When she attempted to respond, I told her that no response was necessary.

The bullying stopped. The boy was singled out by teachers and lost his recess priveldges. Sadly, he had been bullying others but no other parent had done a damned thing about it.

If the school would not have responded, then I was headed to his parents.

Fine. Teach your kids it’s OK to hit people. Please, go on. I’m obviously too naive (even though I’ve worked with kids for 8 years now) to have this conversation with all you victim/heroes or parents of same.

You’re probably correct that those policies don’t exist just because of laziness, but they allow for laziness, or even encourage it.

The thing is, you haven’t convinced me that it isn’t OK, if done in self-defense. Is there any circumstance in which you would consider it OK? What if there is no one in authority available, and there is danger of serious harm? At what point or in what situation is it morally acceptable to try to prevent yourself from being pummeled?

True - and I should have said that ZT did not come about JUST through laziness. I am sure that some laziness was involved as well.

I miss the good-old-days when cops & schools were allowed to make a few on-the-spot judgement calls.

Unfortunately, being human, one too many used their freedom to be racists, sexists, classists, etc. We responded by taking away their ability to use common sense and judgement.

What do we get? Sentencing limits on judges, zero-tolerance policies in schools, etc.

Sorry - mini rant thread hijack.

Have any useful advice on how to stop bullies? Because many of us have had to deal with schoolyard abuse, either physical or verbal, and found the old ‘tell the teacher’ or ‘ignore it and they’ll go away’ (one of my most hated phrases) advice to be useless. I don’t think anyone here thinks violence is the right answer, just the best, or even only, answer.

What does a kid do when the teachers know s/he’s being bullied, but aren’t doing anything about it? Soak it up?

They are called parents. You go to them to deal with the school when the school will not listen. Parents then need to be firm, controlled, and persistent.
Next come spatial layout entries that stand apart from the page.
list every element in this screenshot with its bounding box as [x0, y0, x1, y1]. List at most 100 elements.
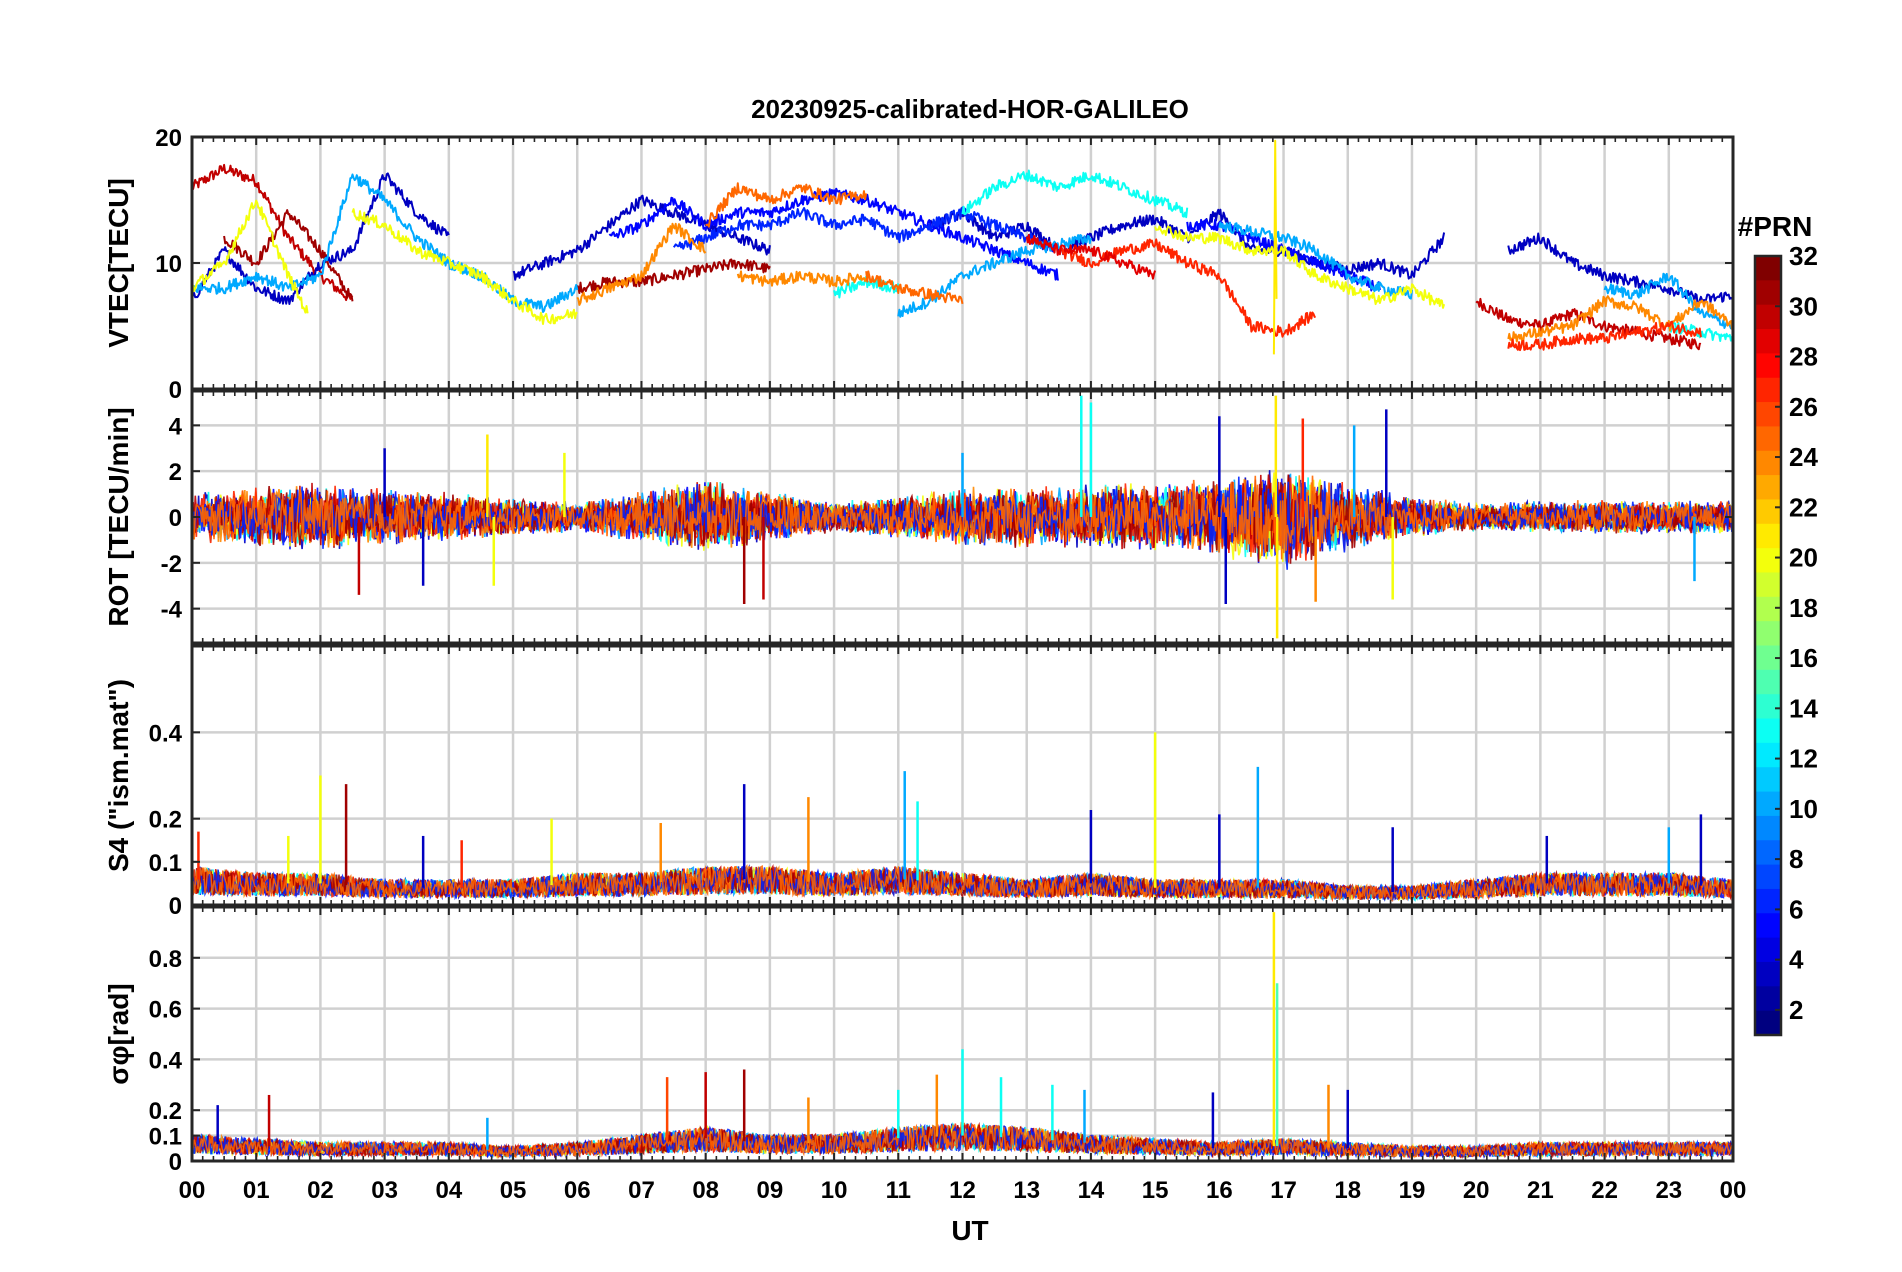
panel-vtec-frame [190, 135, 1735, 391]
vtec-series-prn10-seg0 [192, 173, 579, 313]
colorbar-swatch-prn4 [1755, 937, 1781, 963]
panel-s4-ytick-label: 0 [169, 893, 182, 920]
colorbar-swatch-prn25 [1755, 426, 1781, 452]
vtec-series-prn30-seg0 [192, 163, 354, 302]
colorbar-frame [1753, 254, 1783, 1037]
x-axis: 00 01 02 03 04 05 06 07 08 09 10 11 12 13 14 15 16 17 18 19… [179, 1177, 1747, 1204]
colorbar-swatch-prn23 [1755, 475, 1781, 501]
colorbar-swatch-prn8 [1755, 840, 1781, 866]
colorbar-swatch-prn9 [1755, 815, 1781, 841]
x-tick-label: 07 [628, 1177, 655, 1204]
panel-rot-ytick-label: -4 [161, 597, 183, 624]
colorbar-tick-label: 12 [1789, 744, 1818, 774]
panel-rot-ylabel: ROT [TECU/min] [103, 407, 134, 626]
colorbar-tick-label: 18 [1789, 593, 1818, 623]
panel-rot-ytick-label: -2 [161, 551, 182, 578]
panel-sigphi: 00.10.2 0.4 0.6 0.8 σφ[rad] [103, 905, 1735, 1176]
vtec-series-prn21-seg0 [1272, 139, 1278, 355]
colorbar-tick-label: 8 [1789, 844, 1803, 874]
colorbar-swatch-prn12 [1755, 742, 1781, 768]
panel-vtec-ytick-label: 0 [169, 377, 182, 404]
x-tick-label: 04 [435, 1177, 462, 1204]
vtec-series-prn31-seg1 [576, 258, 771, 294]
panel-sigphi-ylabel: σφ[rad] [103, 983, 134, 1084]
x-tick-label: 05 [500, 1177, 527, 1204]
vtec-series-prn13-seg1 [961, 169, 1189, 219]
colorbar-swatch-prn2 [1755, 986, 1781, 1012]
panel-s4-ylabel: S4 ("ism.mat") [103, 679, 134, 872]
colorbar-swatch-prn15 [1755, 669, 1781, 695]
vtec-series-prn31-seg0 [223, 209, 354, 302]
colorbar-swatch-prn31 [1755, 280, 1781, 306]
colorbar-swatch-prn10 [1755, 791, 1781, 817]
panel-rot-data [192, 395, 1733, 639]
colorbar-swatch-prn19 [1755, 572, 1781, 598]
vtec-series-prn3-seg0 [192, 172, 450, 305]
x-tick-label: 06 [564, 1177, 591, 1204]
colorbar-tick-label: 32 [1789, 241, 1818, 271]
x-tick-label: 18 [1334, 1177, 1361, 1204]
panel-sigphi-ytick-label: 0.2 [149, 1098, 182, 1125]
panel-vtec: 0 10 20 VTEC[TECU] [103, 125, 1735, 404]
x-tick-label: 20 [1463, 1177, 1490, 1204]
panel-rot-ytick-label: 4 [169, 413, 183, 440]
panel-vtec-ylabel: VTEC[TECU] [103, 178, 134, 348]
vtec-series-prn5-seg0 [608, 187, 1059, 281]
panel-sigphi-ytick-label: 0.6 [149, 997, 182, 1024]
x-tick-label: 11 [886, 1177, 911, 1204]
panel-rot-ytick-label: 2 [169, 459, 182, 486]
rot-trace-prn25 [192, 475, 1733, 560]
x-tick-label: 14 [1078, 1177, 1105, 1204]
panel-rot-frame [190, 389, 1735, 645]
vtec-series-prn3-seg3 [1507, 232, 1733, 306]
panel-sigphi-ytick-label: 0.8 [149, 946, 182, 973]
panel-sigphi-data [192, 912, 1733, 1160]
colorbar-swatch-prn21 [1755, 523, 1781, 549]
panel-s4-data [192, 732, 1733, 903]
panel-sigphi-ytick-label: 0.4 [149, 1047, 183, 1074]
colorbar-swatch-prn20 [1755, 548, 1781, 574]
colorbar-swatch-prn27 [1755, 377, 1781, 403]
colorbar-tick-label: 6 [1789, 894, 1803, 924]
colorbar-swatch-prn24 [1755, 450, 1781, 476]
panel-vtec-ytick-label: 20 [155, 125, 182, 152]
x-tick-label: 17 [1270, 1177, 1297, 1204]
colorbar-swatch-prn13 [1755, 718, 1781, 744]
x-tick-label: 13 [1013, 1177, 1040, 1204]
vtec-series-prn20-seg2 [1154, 225, 1446, 309]
x-tick-label: 03 [371, 1177, 398, 1204]
colorbar-swatch-prn28 [1755, 353, 1781, 379]
vtec-series-prn29-seg0 [1025, 233, 1157, 280]
colorbar-swatch-prn11 [1755, 767, 1781, 793]
panel-rot: -4 -2 0 2 4 ROT [TECU/min] [103, 389, 1735, 645]
x-axis-label: UT [951, 1215, 988, 1246]
x-tick-label: 00 [1720, 1177, 1747, 1204]
panel-sigphi-frame [190, 905, 1735, 1163]
colorbar-swatch-prn17 [1755, 621, 1781, 647]
x-tick-label: 19 [1399, 1177, 1426, 1204]
x-tick-label: 12 [949, 1177, 976, 1204]
panel-sigphi-ytick-label: 0 [169, 1149, 182, 1176]
x-tick-label: 01 [243, 1177, 270, 1204]
panel-sigphi-ticks: 00.10.2 0.4 0.6 0.8 [149, 907, 1734, 1176]
panel-s4: 0 0.1 0.2 0.4 S4 ("ism.mat") [103, 644, 1735, 920]
x-tick-label: 22 [1591, 1177, 1618, 1204]
vtec-series-prn27-seg1 [1507, 320, 1702, 352]
colorbar: 32 30 28 26 24 22 20 18 16 14 12 10 8 6 4 2 #PRN [1738, 211, 1818, 1037]
x-tick-label: 23 [1655, 1177, 1682, 1204]
x-tick-label: 02 [307, 1177, 334, 1204]
colorbar-title: #PRN [1738, 211, 1813, 242]
vtec-series-prn20-seg0 [192, 199, 309, 314]
vtec-series-prn24-seg2 [1507, 295, 1733, 344]
vtec-series-prn25-seg0 [705, 182, 868, 228]
colorbar-tick-label: 14 [1789, 693, 1818, 723]
colorbar-swatch-prn7 [1755, 864, 1781, 890]
vtec-series-prn6-seg0 [672, 206, 1060, 253]
colorbar-swatch-prn32 [1755, 256, 1781, 281]
colorbar-tick-label: 26 [1789, 392, 1818, 422]
panel-s4-frame [190, 644, 1735, 907]
vtec-series-prn24-seg0 [576, 222, 707, 306]
x-tick-label: 08 [692, 1177, 719, 1204]
colorbar-tick-label: 4 [1789, 945, 1804, 975]
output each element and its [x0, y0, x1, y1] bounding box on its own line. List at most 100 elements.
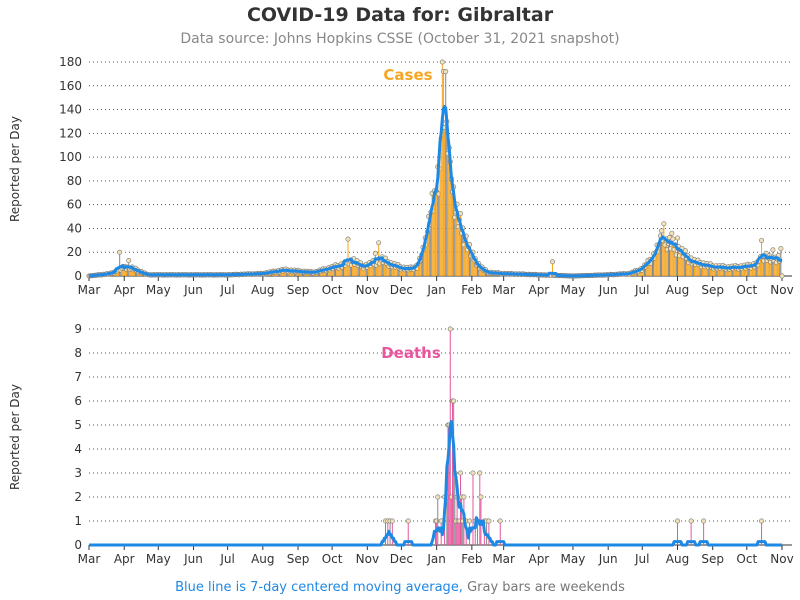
cases-bar [354, 264, 356, 276]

I personally think it comes from, once again, school being nothing like the real world (or an adult), no matter how much the people in change want to believe it’s so. In the real world, if someone is harrasing you, you can get restraining orders and the like. In the real world, if someone jumps you, you have the right to defend yourself (to a degree of reasonable force, of course, though that can be very wide indeed.) There is HR to go to if it’s happening at work. The courts are there if needed. None of this exists in a school environment.